Am vergangenen Freitag hat sich Bundeskanzler Friedrich Merz auf einer CDU-Wahlveranstaltung öffentlichen gegen das bisher vorhandene feste Renteneintrittsalter ausgesprochen. Laut Merz sollte es keine Rolle spielen, in welchem Alter eine Person seine Rente antritt. Wichtig sei für ihn wohl eher, wann diese Person das Arbeiten begonnen hat, wie lange sie im Beruf tätig war und wie lange sie für die Rente gespart hat. Angeblich hat auch die SPD bereits signalisiert, dass man die Rentenhöhe in Zukunft nicht mehr an dem etablierten Altersgrenzen, sondern an der tatsächlich geleisteten Arbeitszeit bemessen könnte.

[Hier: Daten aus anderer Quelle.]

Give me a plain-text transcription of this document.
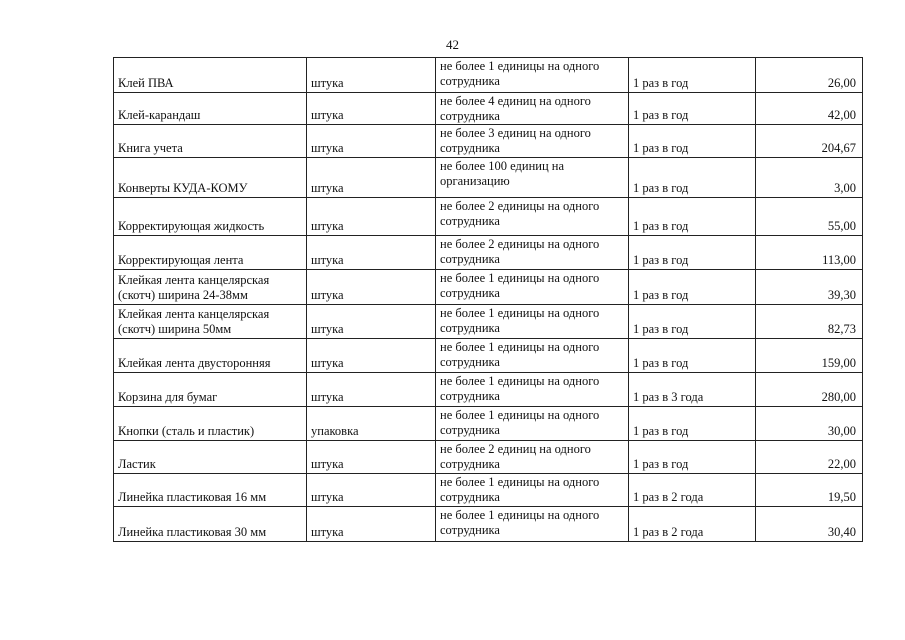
42
Клей ПВА	штука	не более 1 единицы на одного сотрудника	1 раз в год	26,00
Клей-карандаш	штука	не более 4 единиц на одного сотрудника	1 раз в год	42,00
Книга учета	штука	не более 3 единиц на одного сотрудника	1 раз в год	204,67
Конверты КУДА-КОМУ	штука	не более 100 единиц на организацию	1 раз в год	3,00
Корректирующая жидкость	штука	не более 2 единицы на одного сотрудника	1 раз в год	55,00
Корректирующая лента	штука	не более 2 единицы на одного сотрудника	1 раз в год	113,00
Клейкая лента канцелярская (скотч) ширина 24-38мм	штука	не более 1 единицы на одного сотрудника	1 раз в год	39,30
Клейкая лента канцелярская (скотч) ширина 50мм	штука	не более 1 единицы на одного сотрудника	1 раз в год	82,73
Клейкая лента двусторонняя	штука	не более 1 единицы на одного сотрудника	1 раз в год	159,00
Корзина для бумаг	штука	не более 1 единицы на одного сотрудника	1 раз в 3 года	280,00
Кнопки (сталь и пластик)	упаковка	не более 1 единицы на одного сотрудника	1 раз в год	30,00
Ластик	штука	не более 2 единиц на одного сотрудника	1 раз в год	22,00
Линейка пластиковая 16 мм	штука	не более 1 единицы на одного сотрудника	1 раз в 2 года	19,50
Линейка пластиковая 30 мм	штука	не более 1 единицы на одного сотрудника	1 раз в 2 года	30,40
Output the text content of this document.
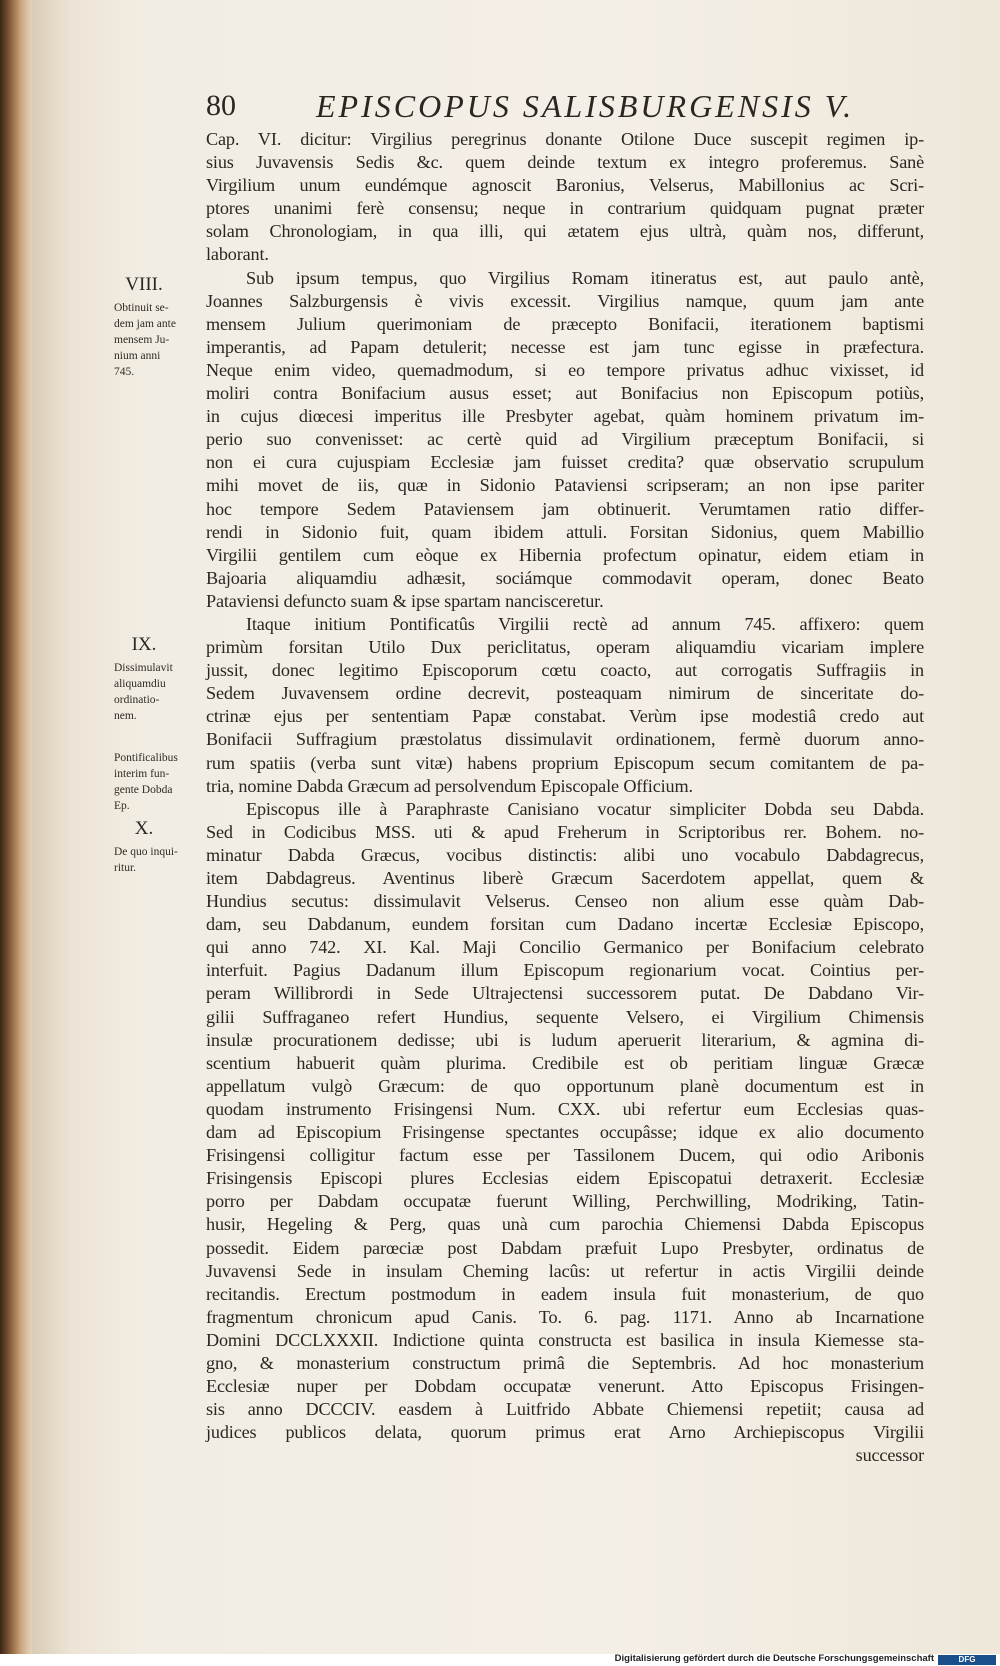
80	EPISCOPUS SALISBURGENSIS V.
VIII.
Obtinuit se-
dem jam ante
mensem Ju-
nium anni
745.
IX.
Dissimulavit
aliquamdiu
ordinatio-
nem.
Pontificalibus
interim fun-
gente Dobda
Ep.
X.
De quo inqui-
ritur.
Cap. VI. dicitur: Virgilius peregrinus donante Otilone Duce suscepit regimen ip-
sius Juvavensis Sedis &c. quem deinde textum ex integro proferemus. Sanè
Virgilium unum eundémque agnoscit Baronius, Velserus, Mabillonius ac Scri-
ptores unanimi ferè consensu; neque in contrarium quidquam pugnat præter
solam Chronologiam, in qua illi, qui ætatem ejus ultrà, quàm nos, differunt,
laborant.
Sub ipsum tempus, quo Virgilius Romam itineratus est, aut paulo antè,
Joannes Salzburgensis è vivis excessit. Virgilius namque, quum jam ante
mensem Julium querimoniam de præcepto Bonifacii, iterationem baptismi
imperantis, ad Papam detulerit; necesse est jam tunc egisse in præfectura.
Neque enim video, quemadmodum, si eo tempore privatus adhuc vixisset, id
moliri contra Bonifacium ausus esset; aut Bonifacius non Episcopum potiùs,
in cujus diœcesi imperitus ille Presbyter agebat, quàm hominem privatum im-
perio suo convenisset: ac certè quid ad Virgilium præceptum Bonifacii, si
non ei cura cujuspiam Ecclesiæ jam fuisset credita? quæ observatio scrupulum
mihi movet de iis, quæ in Sidonio Pataviensi scripseram; an non ipse pariter
hoc tempore Sedem Pataviensem jam obtinuerit. Verumtamen ratio differ-
rendi in Sidonio fuit, quam ibidem attuli. Forsitan Sidonius, quem Mabillio
Virgilii gentilem cum eòque ex Hibernia profectum opinatur, eidem etiam in
Bajoaria aliquamdiu adhæsit, sociámque commodavit operam, donec Beato
Pataviensi defuncto suam & ipse spartam nancisceretur.
Itaque initium Pontificatûs Virgilii rectè ad annum 745. affixero: quem
primùm forsitan Utilo Dux periclitatus, operam aliquamdiu vicariam implere
jussit, donec legitimo Episcoporum cœtu coacto, aut corrogatis Suffragiis in
Sedem Juvavensem ordine decrevit, posteaquam nimirum de sinceritate do-
ctrinæ ejus per sententiam Papæ constabat. Verùm ipse modestiâ credo aut
Bonifacii Suffragium præstolatus dissimulavit ordinationem, fermè duorum anno-
rum spatiis (verba sunt vitæ) habens proprium Episcopum secum comitantem de pa-
tria, nomine Dabda Græcum ad persolvendum Episcopale Officium.
Episcopus ille à Paraphraste Canisiano vocatur simpliciter Dobda seu Dabda.
Sed in Codicibus MSS. uti & apud Freherum in Scriptoribus rer. Bohem. no-
minatur Dabda Græcus, vocibus distinctis: alibi uno vocabulo Dabdagrecus,
item Dabdagreus. Aventinus liberè Græcum Sacerdotem appellat, quem &
Hundius secutus: dissimulavit Velserus. Censeo non alium esse quàm Dab-
dam, seu Dabdanum, eundem forsitan cum Dadano incertæ Ecclesiæ Episcopo,
qui anno 742. XI. Kal. Maji Concilio Germanico per Bonifacium celebrato
interfuit. Pagius Dadanum illum Episcopum regionarium vocat. Cointius per-
peram Willibrordi in Sede Ultrajectensi successorem putat. De Dabdano Vir-
gilii Suffraganeo refert Hundius, sequente Velsero, ei Virgilium Chimensis
insulæ procurationem dedisse; ubi is ludum aperuerit literarium, & agmina di-
scentium habuerit quàm plurima. Credibile est ob peritiam linguæ Græcæ
appellatum vulgò Græcum: de quo opportunum planè documentum est in
quodam instrumento Frisingensi Num. CXX. ubi refertur eum Ecclesias quas-
dam ad Episcopium Frisingense spectantes occupâsse; idque ex alio documento
Frisingensi colligitur factum esse per Tassilonem Ducem, qui odio Aribonis
Frisingensis Episcopi plures Ecclesias eidem Episcopatui detraxerit. Ecclesiæ
porro per Dabdam occupatæ fuerunt Willing, Perchwilling, Modriking, Tatin-
husir, Hegeling & Perg, quas unà cum parochia Chiemensi Dabda Episcopus
possedit. Eidem parœciæ post Dabdam præfuit Lupo Presbyter, ordinatus de
Juvavensi Sede in insulam Cheming lacûs: ut refertur in actis Virgilii deinde
recitandis. Erectum postmodum in eadem insula fuit monasterium, de quo
fragmentum chronicum apud Canis. To. 6. pag. 1171. Anno ab Incarnatione
Domini DCCLXXXII. Indictione quinta constructa est basilica in insula Kiemesse sta-
gno, & monasterium constructum primâ die Septembris. Ad hoc monasterium
Ecclesiæ nuper per Dobdam occupatæ venerunt. Atto Episcopus Frisingen-
sis anno DCCCIV. easdem à Luitfrido Abbate Chiemensi repetiit; causa ad
judices publicos delata, quorum primus erat Arno Archiepiscopus Virgilii
successor
Digitalisierung gefördert durch die Deutsche Forschungsgemeinschaft	DFG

„‚Ja, wir könnten uns vorstellen, dass wir das nicht mehr nach einem abstrakten Renteneintrittsalter bemessen, sondern dass wir das nach Lebensarbeitszeit bemessen'“ – Merz
Gleichzeitig betonte Merz in seiner Rede, dass die Deutschen mehr Arbeiten und auch mehr Sparen müssen. Ideen wie „Work-Life-Balance“ oder die oft gewünschte „Vier-Tage-Woche“ sind für ihn keine realistischen Ansätze. Dem CDU-Politiker zufolge sollten die Menschen möglichst früh damit beginnen und sich schon in den jungen Jahren auf ihre Rente vorbereiten. Dabei würde es schon reichen, wenn sie 50 Euro im Monat auf die hohe Kante legen, um im Ruhestand dann auf eine sechsteilige Altersversorgung zurückgreifen zu können. Merz möchte seine umfassende Sozialreform für die Rente noch in 2026 auf den Weg bringen, weil die Reformbereitschaft einer Regierung in den späteren Jahren immer weiter abnimmt.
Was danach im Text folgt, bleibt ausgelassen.